As per the amendments to the Finance Bill 2023 introduced in Lok Sabha for approval, any mutual fund having less than 35% equity exposure will be taxed as short term capital gain as per slab rates.
The bank lobby has worked very hard and tirelessly for this amendment as smart investors were moving funds from bank deposits and investing in debt funds because of the tax arbitrage. The interest on bank deposits were taxed at slab rates and the debt funds were getting indexation benefit and only taxed at 20% thereafter. Now there is no benefit of investing in debt mutual fund.
The amendment means that for all the debt funds, target maturity debt funds, conservative hybrid funds, gold funds, international equity funds and any other funds where equity allocation is less than 35%, period of holding is immaterial.
Any capital gain from all these funds would only be short term capital gain if purchased on or after April 1, 2023. And, it will be taxed as per the slab rates.

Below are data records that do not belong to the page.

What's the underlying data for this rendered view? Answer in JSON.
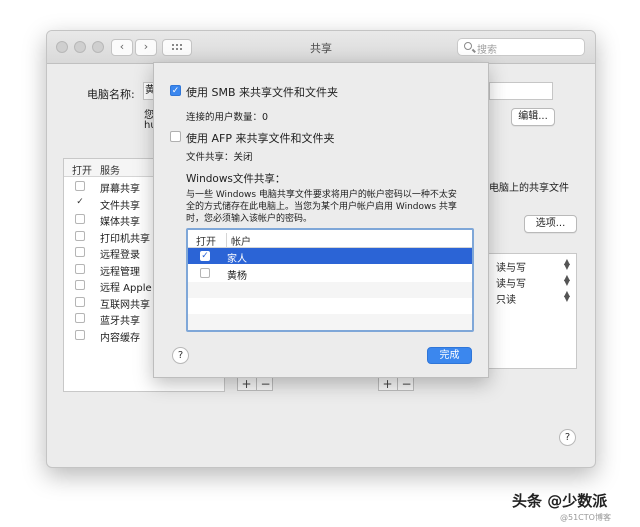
{
  "window": {
    "title": "共享",
    "search_placeholder": "搜索"
  },
  "background": {
    "computer_name_label": "电脑名称:",
    "computer_name_value": "黄",
    "partial_text_1": "您",
    "partial_text_2": "hu",
    "edit_button": "编辑...",
    "right_text": "电脑上的共享文件",
    "options_button": "选项..."
  },
  "services": {
    "header_on": "打开",
    "header_service": "服务",
    "items": [
      {
        "label": "屏幕共享",
        "checked": false
      },
      {
        "label": "文件共享",
        "checked": true
      },
      {
        "label": "媒体共享",
        "checked": false
      },
      {
        "label": "打印机共享",
        "checked": false
      },
      {
        "label": "远程登录",
        "checked": false
      },
      {
        "label": "远程管理",
        "checked": false
      },
      {
        "label": "远程 Apple",
        "checked": false
      },
      {
        "label": "互联网共享",
        "checked": false
      },
      {
        "label": "蓝牙共享",
        "checked": false
      },
      {
        "label": "内容缓存",
        "checked": false
      }
    ],
    "check_glyph": "✓"
  },
  "permissions": [
    "读与写",
    "读与写",
    "只读"
  ],
  "plus": "+",
  "minus": "−",
  "help": "?",
  "sheet": {
    "smb_label": "使用 SMB 来共享文件和文件夹",
    "smb_checked": true,
    "connected_users": "连接的用户数量：0",
    "afp_label": "使用 AFP 来共享文件和文件夹",
    "afp_checked": false,
    "file_sharing_status": "文件共享：关闭",
    "windows_title": "Windows文件共享：",
    "windows_desc_1": "与一些 Windows 电脑共享文件要求将用户的帐户密码以一种不太安",
    "windows_desc_2": "全的方式储存在此电脑上。当您为某个用户帐户启用 Windows 共享",
    "windows_desc_3": "时，您必须输入该帐户的密码。",
    "list_header_on": "打开",
    "list_header_account": "帐户",
    "accounts": [
      {
        "name": "家人",
        "checked": true,
        "selected": true
      },
      {
        "name": "黄杨",
        "checked": false,
        "selected": false
      }
    ],
    "done_button": "完成",
    "check_glyph": "✓"
  },
  "watermark": "头条 @少数派",
  "watermark_small": "@51CTO博客",
  "colors": {
    "accent": "#3b87ee",
    "selection": "#2b64d6"
  }
}
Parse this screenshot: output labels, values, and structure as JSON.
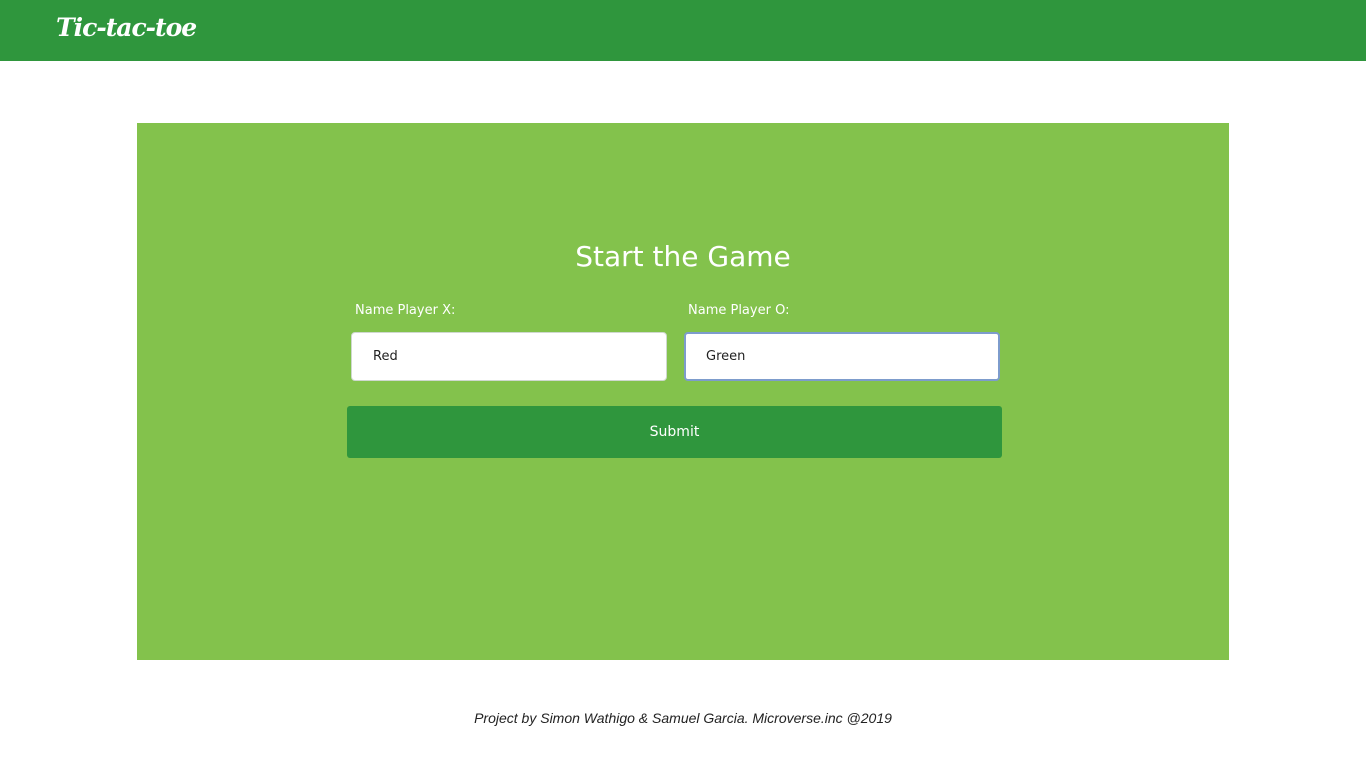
{
  "header": {
    "brand": "Tic-tac-toe"
  },
  "form": {
    "title": "Start the Game",
    "player_x": {
      "label": "Name Player X:",
      "value": "Red"
    },
    "player_o": {
      "label": "Name Player O:",
      "value": "Green"
    },
    "submit_label": "Submit"
  },
  "footer": {
    "credit": "Project by Simon Wathigo & Samuel Garcia. Microverse.inc @2019"
  },
  "colors": {
    "header_bg": "#2f963d",
    "panel_bg": "#83c24c",
    "button_bg": "#2f963d",
    "text_light": "#ffffff"
  }
}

Please note that this is just based on a proposal / amendment in the parliament.
Our view:
We think that the amendment has been sneaked into the budget and there is a high chance of being approved as Finance Bill must get President's ascent within 60 days (by March 31) and there is no time for representation with just a week left.
With current yield at 7.4% and additional indexation year if invested before March 31, 2023, Last 7 days available for earning up to 7% after tax return.
As the money needs to be credited in the MF account by March 31, we recommend that the forms be submitted by March 29 for cheque investments.